What gets cataloged as an asset:
- Non-xdat files directly inside a date folder or experiment folder → file assets
- Subfolders of an experiment folder (e.g.
logs/) → folder assets, and also recursed for any xdat datasets they may contain - Content deeper than the experiment level is not separately cataloged — it belongs to its parent folder asset and is downloaded with it
Date folders and experiment folders themselves are never cataloged as assets.
assets_df — raw DataFrame
The full asset catalog as a DataFrame with columns:
| Column | Type | Description |
|---|---|---|
asset_name |
str |
File or folder name (e.g. "logs", "notes.pptx") |
asset_type |
"folder" \| "file" |
Whether it is a directory or a file |
drive_path |
str |
Slash-joined path to the asset's parent folder |
drive_id |
str |
Google Drive ID of this file or folder |
mime_type |
str |
MIME type as reported by Drive |
local_path |
str \| None |
Local path if downloaded, else None |
Query with pandas directly:
# All folder assets
catalog.assets_df[catalog.assets_df["asset_type"] == "folder"]

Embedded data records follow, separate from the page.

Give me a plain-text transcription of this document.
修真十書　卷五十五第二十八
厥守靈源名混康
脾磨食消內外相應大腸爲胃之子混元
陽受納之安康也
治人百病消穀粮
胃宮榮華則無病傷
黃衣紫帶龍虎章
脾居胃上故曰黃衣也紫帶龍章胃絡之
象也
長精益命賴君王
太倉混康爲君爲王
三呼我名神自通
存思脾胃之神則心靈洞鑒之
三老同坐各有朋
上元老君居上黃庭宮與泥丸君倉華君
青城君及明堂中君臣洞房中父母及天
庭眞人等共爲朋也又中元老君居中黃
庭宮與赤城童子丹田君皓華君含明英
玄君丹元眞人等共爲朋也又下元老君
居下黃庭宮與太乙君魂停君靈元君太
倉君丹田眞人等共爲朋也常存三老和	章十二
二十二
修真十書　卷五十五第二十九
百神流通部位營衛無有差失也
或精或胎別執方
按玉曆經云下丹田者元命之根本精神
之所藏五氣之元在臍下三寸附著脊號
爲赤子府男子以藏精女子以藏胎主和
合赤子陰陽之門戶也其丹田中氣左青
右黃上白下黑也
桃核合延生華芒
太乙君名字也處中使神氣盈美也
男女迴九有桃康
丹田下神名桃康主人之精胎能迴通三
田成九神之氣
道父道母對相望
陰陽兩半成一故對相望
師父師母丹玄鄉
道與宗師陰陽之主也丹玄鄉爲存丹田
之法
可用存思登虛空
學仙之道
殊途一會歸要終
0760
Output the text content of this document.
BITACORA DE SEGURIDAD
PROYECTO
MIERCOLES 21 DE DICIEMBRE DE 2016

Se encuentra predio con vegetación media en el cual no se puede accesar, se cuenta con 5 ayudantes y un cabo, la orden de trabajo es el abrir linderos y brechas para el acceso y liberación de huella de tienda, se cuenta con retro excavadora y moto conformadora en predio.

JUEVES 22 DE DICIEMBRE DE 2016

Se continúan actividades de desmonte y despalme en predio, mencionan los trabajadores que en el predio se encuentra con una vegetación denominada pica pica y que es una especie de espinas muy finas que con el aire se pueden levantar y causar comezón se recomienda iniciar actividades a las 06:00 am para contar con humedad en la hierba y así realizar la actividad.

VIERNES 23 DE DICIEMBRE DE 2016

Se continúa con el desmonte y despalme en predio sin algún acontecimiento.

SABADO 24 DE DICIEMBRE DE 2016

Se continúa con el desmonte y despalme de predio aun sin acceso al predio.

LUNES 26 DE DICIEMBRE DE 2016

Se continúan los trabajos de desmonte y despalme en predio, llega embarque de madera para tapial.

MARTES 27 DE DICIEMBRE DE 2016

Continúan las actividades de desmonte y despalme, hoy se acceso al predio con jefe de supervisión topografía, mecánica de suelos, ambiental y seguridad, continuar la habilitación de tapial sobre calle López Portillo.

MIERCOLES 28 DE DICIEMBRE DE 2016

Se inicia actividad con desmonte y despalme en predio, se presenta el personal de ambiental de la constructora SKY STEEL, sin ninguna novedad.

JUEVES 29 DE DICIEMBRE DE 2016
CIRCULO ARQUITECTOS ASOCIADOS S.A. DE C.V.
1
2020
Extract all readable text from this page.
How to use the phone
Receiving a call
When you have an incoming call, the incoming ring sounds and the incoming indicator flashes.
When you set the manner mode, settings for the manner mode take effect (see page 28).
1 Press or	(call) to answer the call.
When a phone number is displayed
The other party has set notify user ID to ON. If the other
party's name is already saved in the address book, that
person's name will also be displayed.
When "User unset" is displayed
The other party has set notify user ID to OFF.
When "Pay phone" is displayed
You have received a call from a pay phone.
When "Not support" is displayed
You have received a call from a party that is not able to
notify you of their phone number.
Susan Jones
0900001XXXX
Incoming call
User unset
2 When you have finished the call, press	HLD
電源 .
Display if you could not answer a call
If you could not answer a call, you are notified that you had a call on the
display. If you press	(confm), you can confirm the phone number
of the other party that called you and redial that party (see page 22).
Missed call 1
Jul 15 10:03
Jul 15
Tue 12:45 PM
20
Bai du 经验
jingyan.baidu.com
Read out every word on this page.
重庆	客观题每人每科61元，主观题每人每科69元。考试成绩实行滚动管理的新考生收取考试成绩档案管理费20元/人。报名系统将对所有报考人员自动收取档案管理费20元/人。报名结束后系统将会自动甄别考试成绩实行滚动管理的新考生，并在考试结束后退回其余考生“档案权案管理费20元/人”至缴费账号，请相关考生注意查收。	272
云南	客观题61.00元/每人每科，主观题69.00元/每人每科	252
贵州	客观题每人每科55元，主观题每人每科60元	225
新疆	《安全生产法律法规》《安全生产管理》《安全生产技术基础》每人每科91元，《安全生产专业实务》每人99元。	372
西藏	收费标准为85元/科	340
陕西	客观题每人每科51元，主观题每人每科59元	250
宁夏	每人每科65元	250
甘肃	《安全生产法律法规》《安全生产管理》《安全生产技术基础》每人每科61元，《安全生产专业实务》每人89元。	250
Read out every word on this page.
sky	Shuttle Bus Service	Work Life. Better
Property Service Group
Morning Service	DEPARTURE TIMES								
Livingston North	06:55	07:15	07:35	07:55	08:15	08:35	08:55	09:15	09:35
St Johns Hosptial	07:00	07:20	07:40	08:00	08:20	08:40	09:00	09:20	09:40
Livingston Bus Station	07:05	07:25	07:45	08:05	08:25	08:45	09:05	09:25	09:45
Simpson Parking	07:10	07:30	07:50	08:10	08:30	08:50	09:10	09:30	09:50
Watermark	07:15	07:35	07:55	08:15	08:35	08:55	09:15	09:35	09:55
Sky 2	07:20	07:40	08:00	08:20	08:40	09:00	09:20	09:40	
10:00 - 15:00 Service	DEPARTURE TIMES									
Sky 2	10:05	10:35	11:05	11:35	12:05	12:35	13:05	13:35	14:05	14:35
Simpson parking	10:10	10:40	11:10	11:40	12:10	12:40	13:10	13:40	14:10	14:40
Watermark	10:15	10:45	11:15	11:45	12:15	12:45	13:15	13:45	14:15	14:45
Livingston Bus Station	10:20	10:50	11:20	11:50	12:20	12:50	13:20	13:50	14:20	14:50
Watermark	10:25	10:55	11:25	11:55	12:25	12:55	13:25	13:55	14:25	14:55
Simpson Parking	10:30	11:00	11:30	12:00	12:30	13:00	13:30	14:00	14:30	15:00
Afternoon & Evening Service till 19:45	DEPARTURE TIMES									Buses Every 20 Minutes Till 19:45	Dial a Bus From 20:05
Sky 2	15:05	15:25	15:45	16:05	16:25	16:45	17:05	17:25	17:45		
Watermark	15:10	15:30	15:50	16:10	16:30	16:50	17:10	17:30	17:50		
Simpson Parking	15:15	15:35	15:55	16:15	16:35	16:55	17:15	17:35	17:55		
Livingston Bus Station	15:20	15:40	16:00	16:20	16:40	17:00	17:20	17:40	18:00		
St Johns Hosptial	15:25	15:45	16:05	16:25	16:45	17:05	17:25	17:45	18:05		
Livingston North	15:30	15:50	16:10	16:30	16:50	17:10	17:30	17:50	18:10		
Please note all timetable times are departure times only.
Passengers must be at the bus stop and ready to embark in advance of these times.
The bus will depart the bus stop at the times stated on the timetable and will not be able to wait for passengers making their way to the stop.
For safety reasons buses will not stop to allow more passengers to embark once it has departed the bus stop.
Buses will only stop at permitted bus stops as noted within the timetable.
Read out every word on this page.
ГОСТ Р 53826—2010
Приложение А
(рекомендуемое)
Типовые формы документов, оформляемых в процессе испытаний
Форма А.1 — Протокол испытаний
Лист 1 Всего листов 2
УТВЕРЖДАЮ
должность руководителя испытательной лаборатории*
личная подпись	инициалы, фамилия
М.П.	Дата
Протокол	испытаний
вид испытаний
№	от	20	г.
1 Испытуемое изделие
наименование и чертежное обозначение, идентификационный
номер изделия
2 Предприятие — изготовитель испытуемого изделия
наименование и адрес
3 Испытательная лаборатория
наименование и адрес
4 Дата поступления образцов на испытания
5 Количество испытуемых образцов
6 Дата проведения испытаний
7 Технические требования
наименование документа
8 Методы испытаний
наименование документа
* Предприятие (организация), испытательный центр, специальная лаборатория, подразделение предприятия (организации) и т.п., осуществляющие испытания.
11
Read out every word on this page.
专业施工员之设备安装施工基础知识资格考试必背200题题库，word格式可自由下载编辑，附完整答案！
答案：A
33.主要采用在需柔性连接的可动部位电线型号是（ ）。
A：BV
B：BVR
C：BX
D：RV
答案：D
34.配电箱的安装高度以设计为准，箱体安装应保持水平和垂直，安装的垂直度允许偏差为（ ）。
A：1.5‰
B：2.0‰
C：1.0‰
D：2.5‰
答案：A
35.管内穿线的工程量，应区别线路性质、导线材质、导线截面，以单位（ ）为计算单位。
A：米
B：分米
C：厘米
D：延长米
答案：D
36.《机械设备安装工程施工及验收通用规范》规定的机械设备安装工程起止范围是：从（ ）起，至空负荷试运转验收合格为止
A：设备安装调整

# Assets within a specific date subtree
catalog.assets_df[catalog.assets_df["drive_path"].str.startswith("2026-02-15_batch")]
# Assets not yet downloaded
catalog.assets_df[catalog.assets_df["local_path"].isna()]
Identifying assets
Assets are uniquely identified by (drive_path, asset_name). drive_path is the slash-joined path to the parent folder — for example a logs/ folder inside 2026-02-15_batch/reaching/ has drive_path = "2026-02-15_batch/reaching" and asset_name = "logs". This means two logs/ folders from different experiments are distinct entries with different drive_path values.
download_asset() — explicit download
Downloads an asset to local_data_dir/assets/{drive_path}/{asset_name}:
local_data_dir/
assets/
2026-02-15_batch/
reaching/
logs/ ← entire folder subtree mirrored here
log_0215.txt
notes.pptx ← file asset
For folder assets the entire Drive subtree is downloaded recursively.
get_asset_path() — download if needed
Returns the local path for an asset, triggering a download if it isn't already available locally or if the recorded path no longer exists on disk.